Far from ignoring the Old Testament text, Paul reframes the story in grander terms–the great arc and drama of redemption. Over and over, from Cain and Abel through to Manasseh and Ephraim, rather than inclusion vs. exclusion, the recurring pattern is that even when his children wandered away or delayed God’s promises, God nevertheless redeemed their rebellion by subverting it to broaden the scope of his salvation even wider.
As David Bentley Hart has written,
- This is clearest in the stories of Jacob and of Joseph, and it is why Esau and Jacob provide so apt a typology for Paul’s argument. For Esau is not finally rejected; the brothers are reconciled, to the increase of both precisely because of their temporary estrangement. And Jacob says to Esau (not the reverse), “Seeing your face is like seeing God’s.”
On that biblical basis, Paul brings his argument to a glorious climax with these bold and beautiful promises:
- Christ is the end of the law so that ALL may attain righteousness, “For there is no difference between Jew and Gentile–the same Lord is Lord of ALL and richly blesses ALL who call on him” (Romans 10:12).
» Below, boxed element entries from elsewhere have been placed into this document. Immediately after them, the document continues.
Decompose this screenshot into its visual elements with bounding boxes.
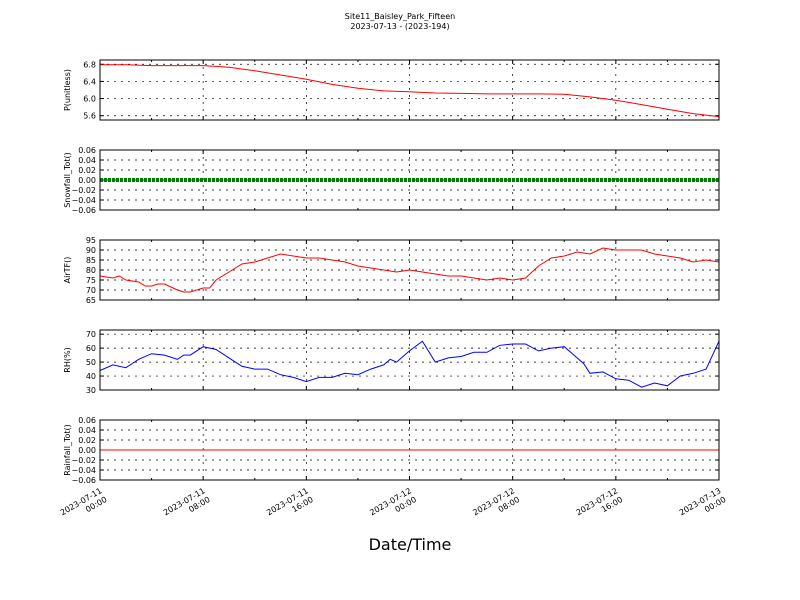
y-axis-label: RH(%) xyxy=(63,347,72,372)
y-tick-label: 0.00 xyxy=(78,446,96,455)
series-line-p-unitless xyxy=(100,64,720,118)
y-tick-label: 40 xyxy=(86,372,96,381)
axes-frame xyxy=(99,239,720,301)
x-axis-label: Date/Time xyxy=(369,535,452,554)
y-axis-label: P(unitless) xyxy=(63,69,72,111)
y-tick-label: 60 xyxy=(86,344,96,353)
subplot-snowfall-tot: −0.06−0.04−0.020.000.020.040.06 Snowfall_… xyxy=(63,146,720,215)
y-axis-label: Snowfall_Tot() xyxy=(63,152,72,208)
chart-title-line-2: 2023-07-13 - (2023-194) xyxy=(350,22,449,31)
axes-frame xyxy=(99,59,720,121)
y-tick-label: −0.04 xyxy=(71,196,96,205)
y-tick-label: 0.02 xyxy=(78,436,96,445)
y-axis-label: Rainfall_Tot() xyxy=(63,424,72,476)
y-tick-label: 85 xyxy=(86,256,96,265)
y-tick-label: −0.02 xyxy=(71,456,96,465)
y-tick-label: 6.4 xyxy=(83,77,96,86)
y-tick-label: −0.06 xyxy=(71,476,96,485)
y-tick-label: 0.06 xyxy=(78,146,96,155)
series-line-airtf xyxy=(99,247,720,293)
y-tick-label: 95 xyxy=(86,236,96,245)
y-tick-label: 80 xyxy=(86,266,96,275)
y-tick-label: 0.04 xyxy=(78,156,96,165)
subplots: 5.66.06.46.8P(unitless)−0.06−0.04−0.020.… xyxy=(63,59,720,485)
axes-frame xyxy=(99,329,720,391)
y-tick-label: 6.0 xyxy=(83,95,96,104)
subplot-p-unitless: 5.6 6.0 6.4 6.8 P(unitless) xyxy=(63,59,720,121)
y-tick-label: 30 xyxy=(86,386,96,395)
axes-frame xyxy=(99,149,720,211)
y-tick-label: 75 xyxy=(86,276,96,285)
y-tick-label: 5.6 xyxy=(83,112,96,121)
y-tick-label: 65 xyxy=(86,296,96,305)
chart-title-line-1: Site11_Baisley_Park_Fifteen xyxy=(345,12,455,21)
y-tick-label: 0.04 xyxy=(78,426,96,435)
y-tick-label: 90 xyxy=(86,246,96,255)
y-tick-label: 0.06 xyxy=(78,416,96,425)
y-tick-label: 70 xyxy=(86,330,96,339)
y-tick-label: 0.02 xyxy=(78,166,96,175)
series-line-rh xyxy=(99,340,720,388)
y-tick-label: −0.04 xyxy=(71,466,96,475)
y-tick-label: 70 xyxy=(86,286,96,295)
y-axis-label: AirTF() xyxy=(63,257,72,284)
y-tick-label: 6.8 xyxy=(83,60,96,69)
y-tick-label: −0.06 xyxy=(71,206,96,215)
axes-frame xyxy=(99,419,720,481)
y-tick-label: 50 xyxy=(86,358,96,367)
subplot-rh: 30 40 50 60 70 RH(%) xyxy=(63,329,720,395)
y-tick-label: 0.00 xyxy=(78,176,96,185)
subplot-rainfall-tot: −0.06−0.04−0.020.000.020.040.06 Rainfall_… xyxy=(63,416,720,485)
y-tick-label: −0.02 xyxy=(71,186,96,195)
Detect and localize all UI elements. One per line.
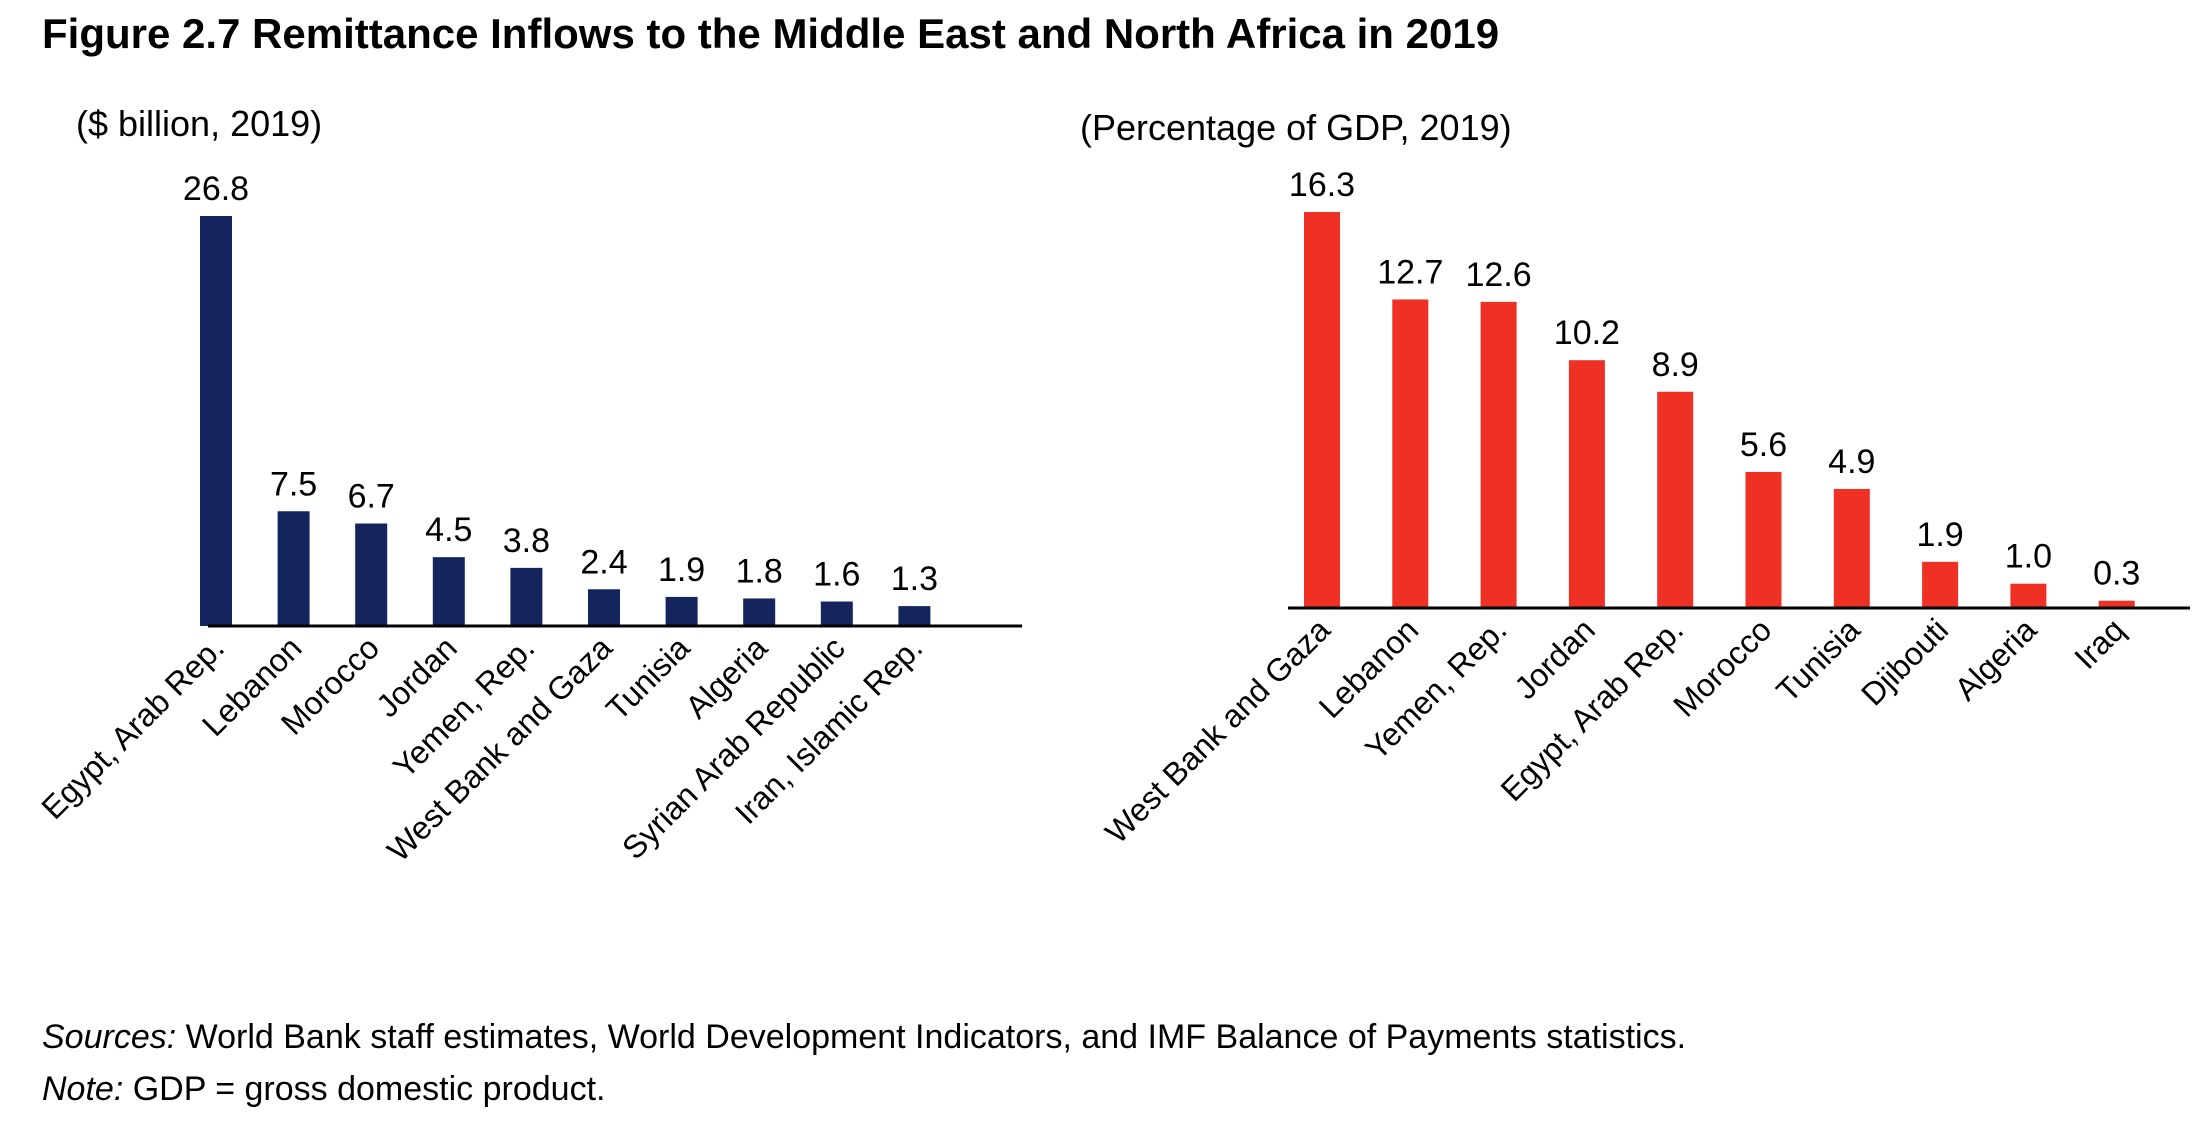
- left-value-label: 3.8: [503, 522, 550, 560]
- left-bar: [743, 598, 776, 626]
- right-value-label: 8.9: [1652, 346, 1699, 384]
- right-value-label: 10.2: [1554, 314, 1620, 352]
- left-value-label: 1.6: [813, 556, 860, 594]
- left-value-label: 26.8: [183, 170, 249, 208]
- right-category-label: Tunisia: [1769, 611, 1867, 709]
- note-text: GDP = gross domestic product.: [123, 1070, 606, 1108]
- right-value-label: 1.0: [2005, 538, 2052, 576]
- right-value-label: 12.7: [1377, 253, 1443, 291]
- right-bar: [2010, 583, 2047, 608]
- right-category-label: Morocco: [1666, 611, 1778, 723]
- right-category-label: Djibouti: [1854, 611, 1955, 712]
- right-category-label: Iraq: [2067, 611, 2131, 675]
- sources-line: Sources: World Bank staff estimates, Wor…: [42, 1018, 1686, 1057]
- left-value-label: 1.8: [736, 552, 783, 590]
- right-value-label: 16.3: [1289, 166, 1355, 204]
- left-bar: [588, 589, 620, 626]
- right-bar: [1922, 561, 1959, 608]
- right-category-label: Algeria: [1947, 611, 2043, 707]
- right-bar: [2098, 600, 2135, 608]
- right-bar: [1833, 488, 1870, 608]
- sources-text: World Bank staff estimates, World Develo…: [176, 1018, 1687, 1056]
- right-value-label: 4.9: [1828, 443, 1875, 481]
- right-value-label: 12.6: [1466, 256, 1532, 294]
- left-bar: [432, 557, 465, 626]
- left-value-label: 2.4: [580, 543, 627, 581]
- left-category-label: Tunisia: [599, 629, 697, 727]
- left-bar: [355, 523, 388, 626]
- right-value-label: 1.9: [1916, 516, 1963, 554]
- right-bar: [1304, 212, 1340, 608]
- right-value-label: 0.3: [2093, 555, 2140, 593]
- right-category-label: West Bank and Gaza: [1098, 611, 1337, 850]
- left-bar: [510, 567, 543, 626]
- right-chart-subtitle: (Percentage of GDP, 2019): [1080, 107, 1512, 148]
- left-bar: [277, 511, 310, 626]
- left-category-label: Egypt, Arab Rep.: [34, 629, 231, 826]
- left-value-label: 7.5: [270, 465, 317, 503]
- left-bar: [665, 596, 698, 626]
- right-bar: [1568, 360, 1605, 608]
- note-line: Note: GDP = gross domestic product.: [42, 1070, 605, 1109]
- note-label: Note:: [42, 1070, 124, 1108]
- charts-canvas: ($ billion, 2019) 26.8 Egypt, Arab Rep. 7.5…: [34, 103, 2190, 868]
- right-value-label: 5.6: [1740, 426, 1787, 464]
- left-value-label: 1.9: [658, 551, 705, 589]
- left-bar: [820, 601, 853, 626]
- left-chart-subtitle: ($ billion, 2019): [76, 103, 322, 144]
- left-bar: [200, 216, 232, 626]
- sources-label: Sources:: [42, 1018, 177, 1056]
- left-value-label: 1.3: [891, 560, 938, 598]
- left-value-label: 6.7: [348, 478, 395, 516]
- right-bar: [1657, 391, 1694, 608]
- left-bar: [898, 606, 931, 626]
- right-bar: [1745, 471, 1782, 608]
- right-bar: [1392, 299, 1429, 608]
- figure-title: Figure 2.7 Remittance Inflows to the Mid…: [42, 10, 1500, 57]
- left-value-label: 4.5: [425, 511, 472, 549]
- right-bar: [1480, 301, 1517, 608]
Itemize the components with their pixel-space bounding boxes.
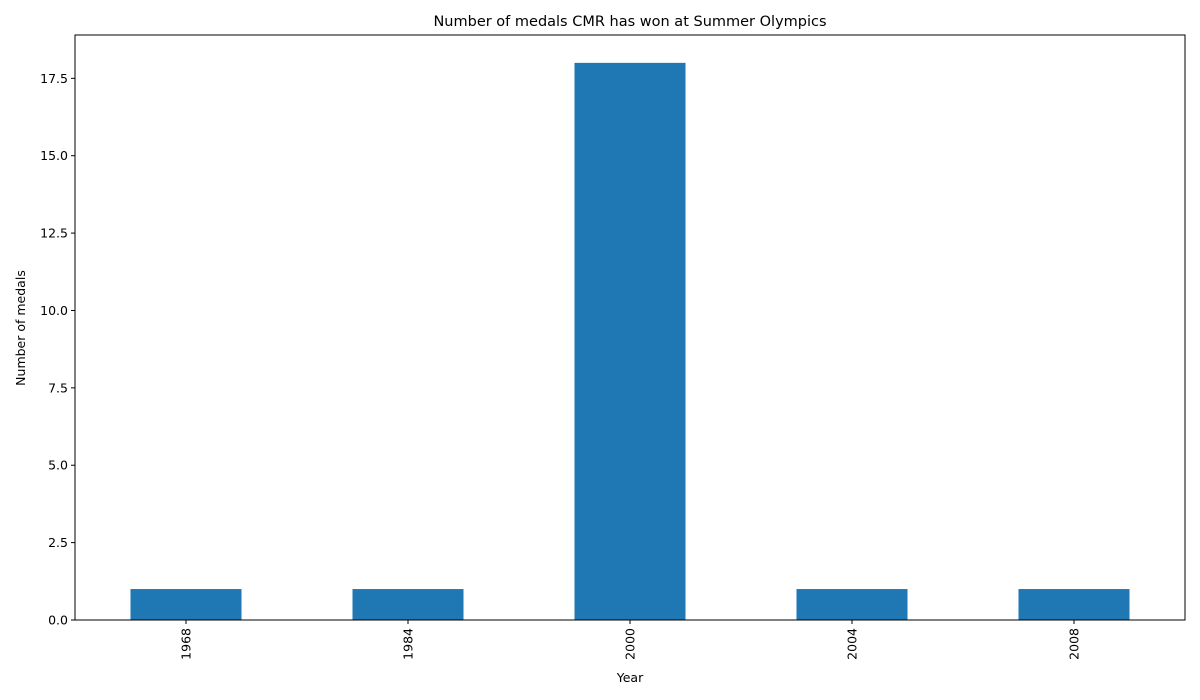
y-tick-label: 0.0 (48, 613, 68, 628)
y-tick-label: 5.0 (48, 458, 68, 473)
x-tick-label-2004: 2004 (845, 628, 860, 660)
y-tick-label: 7.5 (48, 380, 68, 395)
x-tick-label-2008: 2008 (1067, 628, 1082, 660)
y-tick-label: 17.5 (40, 71, 68, 86)
y-axis-label: Number of medals (13, 270, 28, 386)
x-tick-label-1968: 1968 (179, 628, 194, 660)
bar-2004 (796, 589, 908, 620)
x-axis: 1968 1984 2000 2004 2008 (179, 620, 1082, 660)
y-tick-label: 2.5 (48, 535, 68, 550)
y-tick-label: 15.0 (40, 148, 68, 163)
bar-1984 (352, 589, 464, 620)
plot-area (74, 34, 1186, 621)
y-tick-label: 12.5 (40, 226, 68, 241)
y-tick-label: 10.0 (40, 303, 68, 318)
bar-2000 (574, 62, 686, 621)
chart-title: Number of medals CMR has won at Summer O… (433, 14, 826, 30)
x-tick-label-1984: 1984 (401, 628, 416, 660)
x-axis-label: Year (616, 670, 644, 685)
y-axis: 0.0 2.5 5.0 7.5 10.0 12.5 15.0 17.5 (40, 71, 75, 628)
bar-2008 (1018, 589, 1130, 620)
bar-1968 (130, 589, 242, 620)
x-tick-label-2000: 2000 (623, 628, 638, 660)
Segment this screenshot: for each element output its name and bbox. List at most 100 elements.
- The believing “remnant” of Israel (11:5) is not merely an exclusive club of “the saved,” but rather, “the firstfruits” of the “dough that makes the WHOLE batch holy” or “the roots” that make ALL the branches holy (Romans 11:16).
- Yes, like Pharaoh, “Israel has experienced a hardening in part until the FULL number of the Gentiles has come in, and in this way, ALL Israel will be saved” (Romans 11:25-26), and then finally, the apostle concludes his argument,
- “For God has bound EVERYONE over to disobedience so that he may have mercy on them ALL” (Romans 11:32).
As I say, the “what if” exclusivist scenario of Romans 9 is a distorted construct of God (which stumbled Augustine and his Calvinist progeny). But in context, Paul thoroughly cuts off that error. After all, Christ revealed God as our “loving heavenly Father” rather than an arbitrary tyrant.